The project was a great success. After it was finished, I posted the project on the Jewish Education Discussion Forum, Lookjed and got thousands of hits and tremendously positive feedback. More importantly, I developed a special kesher (connection) with this class, keeping in touch with many of them until this day. One student has told me she is proud of the fact that when someone searches for her name on Google to check her out for a prospective shidduch or job opportunity the first hit that comes up is her participation in the How to Learn Gemara Webpage. (Obviously, this project was created way before we knew about privacy and security online. I would never create a website today which was not password protected containing student's pictures together with captions with their names.) Another student has become a rabbi himself. I recently saw him at a school dinner and his wife told me that he has taught a Daf Yomi Shiur for 4 years and credits me with teaching him how to learn Gemara.

If I deserve any credit (which I probably don't), I strongly believe it is because of this project which educationally accomplished 2 things:
  1. It summarized for my students all of the important Gemara texts, keywords, and syntax phrases that they learned throughout the year. By teaching them to others through the website, the students learned the material with a depth which any traditional assessment could never match.
  2. It was an excercise in metacognition. Students had to think about how to learn Gemara. They even each wrote essays on How to Learn a Page of Gemara. This gave the students the methodology to tackle a new page of Gemara on their own.
Sadly, as the years passed, I changed my email address and was unable to update the website with my new address since the student who was the webmaster was long gone. I therefore stopped receiving email feedback from people who visited the site. Then, more recently, Yahoo decided to close Geocities which hosted the site. I was afraid that my website would become just a fleeting memory. I saved all of the files offline but wondered whether I would ever have the time and motivation to recreate them somewhere else. Then a group of old Geocities members setup geocities.ws with the goal of archiving all of the old Geocities sites and transfering them to a new location, for free.
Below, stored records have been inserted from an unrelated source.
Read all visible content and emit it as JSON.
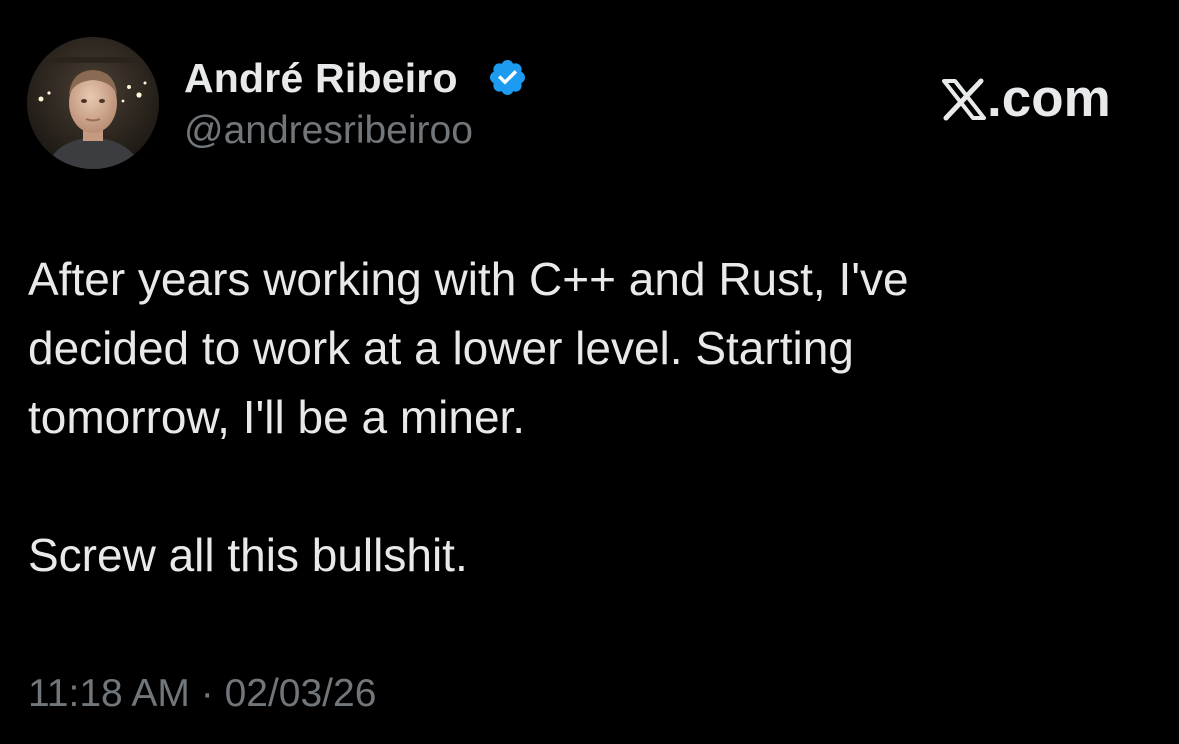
{
  "author": {
    "display_name": "André Ribeiro",
    "handle": "@andresribeiroo",
    "verified": true,
    "verified_icon": "verified-badge-icon",
    "verified_color": "#1d9bf0"
  },
  "brand": {
    "icon": "x-logo-icon",
    "suffix": ".com"
  },
  "tweet": {
    "paragraph_1_line_1": "After years working with C++ and Rust, I've",
    "paragraph_1_line_2": "decided to work at a lower level. Starting",
    "paragraph_1_line_3": "tomorrow, I'll be a miner.",
    "paragraph_2": "Screw all this bullshit."
  },
  "meta": {
    "time": "11:18 AM",
    "separator": "·",
    "date": "02/03/26"
  },
  "colors": {
    "background": "#000000",
    "primary_text": "#e7e9ea",
    "secondary_text": "#71767b",
    "accent": "#1d9bf0"
  }
}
Last week, I received an email that my How to Learn Gemara Webpage had been archived. They even gave me the ability to edit the page so I could update my contact information (and the school address as we have moved). So here it is: http://geocities.ws/pittinsky/. The only thing changed on the site is my email address and the school address. Everything else is exactly as my students left it in June of 2001. Hopefully, this can be a service for new generations of students who wish to learn how to learn Gemara from their peers.

I highly recommend this type of class project in any subject area whether it is on how to learn Gemara or how to write a sonnet. As I have already seen, your students will appreciate all your time and effort and remember your class as a highlight of their school experience. The only thing I would change today is the venue to host the site. I would recommend wikis which allow for student collaboration requiring little knowledge of code. The wiki provider I use is wikispaces.com which provides free, password protected wikis for K-12 education. Give them a try and enjoy the project!